Eventually apps will hopefully move to using the desktop portal, which will alleviate issues like this. Until then there are two ways you can work towards fixing the issue:

First, you could ensure your symlinks point to locations that are permitted via the home or removable-media interfaces. Alternatively you could replace your symlinks with bind mounts which won’t fall foul of the confinement rules.

Hi Daniel, thank you for your reply. The App is Pixelorama.
But the problem is that I have more than one symlink and I have three disks and I have different mount points. I use some disks and partitions as backup too.
As you can see, making a bind mount for each case is not a practical solution. I use symlinks a lot because they are more suitable for the purpose.
The problem is that sometimes I need to open a backup to check or to try again. And the directory have a lot of images to choose (and categories) so it is not good to bind mount each.
I have too a directory with Assets that I need to open constantly to check what is more suitable for some project. So anyway it is not practical do a bind for each of that directories for only one or two applications.
And I work with a friend on another computer that sometimes need to transfer files to, then I have a complete mount point shared across the network too.

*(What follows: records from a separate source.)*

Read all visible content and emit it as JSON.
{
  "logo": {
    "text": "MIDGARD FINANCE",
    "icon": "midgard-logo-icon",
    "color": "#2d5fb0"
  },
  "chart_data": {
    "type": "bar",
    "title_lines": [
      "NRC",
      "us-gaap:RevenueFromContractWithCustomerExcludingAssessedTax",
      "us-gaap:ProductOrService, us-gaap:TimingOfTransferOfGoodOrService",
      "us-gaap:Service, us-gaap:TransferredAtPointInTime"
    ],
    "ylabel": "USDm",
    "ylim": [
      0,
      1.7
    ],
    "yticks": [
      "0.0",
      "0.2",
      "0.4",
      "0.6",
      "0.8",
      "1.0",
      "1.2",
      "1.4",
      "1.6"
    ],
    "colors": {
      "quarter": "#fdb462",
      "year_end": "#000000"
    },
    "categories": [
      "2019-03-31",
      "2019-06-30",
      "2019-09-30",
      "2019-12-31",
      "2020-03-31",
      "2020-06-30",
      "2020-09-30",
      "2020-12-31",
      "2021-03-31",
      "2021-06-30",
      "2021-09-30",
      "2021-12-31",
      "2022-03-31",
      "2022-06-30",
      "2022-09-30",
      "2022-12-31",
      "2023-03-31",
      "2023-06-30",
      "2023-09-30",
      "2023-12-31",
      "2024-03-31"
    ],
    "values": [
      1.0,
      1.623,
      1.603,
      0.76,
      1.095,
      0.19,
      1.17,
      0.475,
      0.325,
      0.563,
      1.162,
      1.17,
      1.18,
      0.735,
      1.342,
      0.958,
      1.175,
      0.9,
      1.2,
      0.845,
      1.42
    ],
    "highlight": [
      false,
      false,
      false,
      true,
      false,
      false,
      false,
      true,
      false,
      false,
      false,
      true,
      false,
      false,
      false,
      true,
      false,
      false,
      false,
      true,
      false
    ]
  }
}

I really don’t understand for what is suitable Snap if it does not give access to the full directory structure. Because I have a way to work and I don’t want to change it completely only to suit a requirement of one or two apps.
I always work as I mentioned above and all apps on my system can access that files without trouble because I set the permissions with the system itself. I don’t need extra protection with more permissions limit.

Sorry guys but I really don’t understand the purpose of Snap. It is heavy (occupy lot of disk space): it already do a lot of bind mounts (I don’t know if that consume system resources, but it is clear that it uses disk space); and if that wasn’t enought it add more permission limits too. So, really, I don’t understand for what is Snap useful. I have near no one app for Snap because all of that.
Sorry guys but really, I tried a lot to make Snap useful for me but I always end uninstalling the app and installing it manually on the system.

The only good part of Snap is that I quickly can found updated apps to test.